BTW, if she gets snoty about you not saying anything about the anniversary, simply ask her what was there to say? Don't fall into her traps. It is over-the-top arrogance for a WAW to "expect" her LBH to wish her a happy anniversary.

If she asks if you've thought about what day it was.....or anything like that, just reply with "yes".....but don't get off into a bunch of mushy stuff about having her on your mind, etc. She is fishing for that so that she'll know she still is in power in the R.

If you don't wilt about this--and leave it all up to her....it will be funny to watch her make a silly a$$ out of herself as she tries to display her control over you. Stick to you guns and just keep cool and watch how she operates.
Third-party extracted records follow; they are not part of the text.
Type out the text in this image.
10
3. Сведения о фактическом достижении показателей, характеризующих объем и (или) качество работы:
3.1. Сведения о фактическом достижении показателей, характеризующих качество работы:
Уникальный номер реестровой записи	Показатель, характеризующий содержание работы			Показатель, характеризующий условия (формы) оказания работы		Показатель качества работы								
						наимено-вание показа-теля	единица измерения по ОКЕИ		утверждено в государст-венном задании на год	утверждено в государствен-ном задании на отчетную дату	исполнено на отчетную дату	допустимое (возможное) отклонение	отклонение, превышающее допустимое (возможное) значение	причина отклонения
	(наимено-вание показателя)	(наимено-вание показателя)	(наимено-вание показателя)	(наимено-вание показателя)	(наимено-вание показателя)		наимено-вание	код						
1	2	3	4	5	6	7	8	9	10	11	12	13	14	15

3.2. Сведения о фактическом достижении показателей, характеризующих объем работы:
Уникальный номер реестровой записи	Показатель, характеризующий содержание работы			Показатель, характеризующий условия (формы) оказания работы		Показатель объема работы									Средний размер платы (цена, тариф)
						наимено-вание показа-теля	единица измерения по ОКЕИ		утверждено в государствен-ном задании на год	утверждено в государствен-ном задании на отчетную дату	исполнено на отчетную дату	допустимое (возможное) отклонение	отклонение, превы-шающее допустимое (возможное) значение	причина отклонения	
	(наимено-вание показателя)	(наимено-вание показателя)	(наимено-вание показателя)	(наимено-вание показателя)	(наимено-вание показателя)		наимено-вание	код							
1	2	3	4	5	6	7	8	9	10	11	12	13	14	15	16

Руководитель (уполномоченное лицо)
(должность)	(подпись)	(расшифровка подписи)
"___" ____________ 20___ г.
If she gets mad over the fact you didn't say or do something on anniversary.....that should tell you all you need to know about "where" she is.

I can tell you that my H did not recognize our anniversary or Valentine's Day and I respected him for not licking my feet. I was being disrespectful to him and our M. Why should he do or say something sweet or even "positive" to me about the holiday? If he had.....it would have pushed me back miles away from him. As it was, I took notice. I didn't respond in any fashion......nor did I immediately drop OM....but I noticed!


It is not about what you feel should work in your M. It is about doing the work that gets the right results. Do what works!